Machine Learning – Why is PCA Sensitive to Outliers?

machine learningoutlierspca

There are many posts on this SE that discuss robust approaches to principal component analysis (PCA), but I cannot find a single good explanation of why PCA is sensitive to outliers in the first place.

Best Answer

One of the reasons is that PCA can be thought as low-rank decomposition of the data that minimizes the sum of $L_2$ norms of the residuals of the decomposition.
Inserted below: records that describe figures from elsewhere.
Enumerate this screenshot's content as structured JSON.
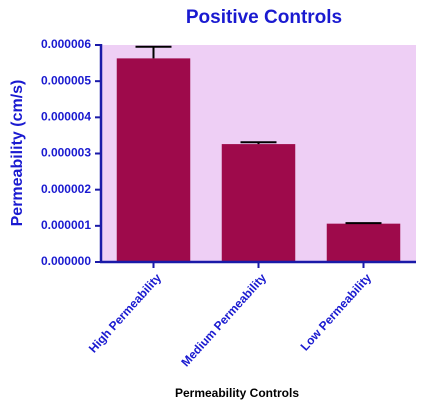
{
  "chart_data": {
    "type": "bar",
    "title": "Positive Controls",
    "x_label": "Permeability Controls",
    "y_label": "Permeability (cm/s)",
    "categories": [
      "High Permeability",
      "Medium Permeability",
      "Low Permeability"
    ],
    "values": [
      5.63e-06,
      3.26e-06,
      1.06e-06
    ],
    "errors": [
      3.2e-07,
      5e-08,
      1.5e-08
    ],
    "color": "#9e0a4b",
    "background": "#eecff5",
    "axis_color": "#1a1aa8",
    "ylim": [
      0,
      6e-06
    ],
    "yticks": [
      {
        "value": 0,
        "label": "0.000000"
      },
      {
        "value": 1e-06,
        "label": "0.000001"
      },
      {
        "value": 2e-06,
        "label": "0.000002"
      },
      {
        "value": 3e-06,
        "label": "0.000003"
      },
      {
        "value": 4e-06,
        "label": "0.000004"
      },
      {
        "value": 5e-06,
        "label": "0.000005"
      },
      {
        "value": 6e-06,
        "label": "0.000006"
      }
    ]
  }
}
I.e. if $Y$ is your data ($m$ vectors of $n$ dimensions), and $X$ is the PCA basis ($k$ vectors of $n$ dimensions), then the decomposition will strictly minimize $$\lVert Y-XA \rVert^2_F = \sum_{j=1}^{m} \lVert Y_j - X A_{j.} \rVert^2 $$ Here $A$ is the matrix of coefficients of PCA decomposition and $\lVert \cdot \rVert_F$ is a Frobenius norm of the matrix

Because the PCA minimizes the $L_2$ norms (i.e. quadratic norms) it has the same issues a least-squares or fitting a Gaussian by being sensitive to outliers. Because of the squaring of deviations from the outliers, they will dominate the total norm and therefore will drive the PCA components.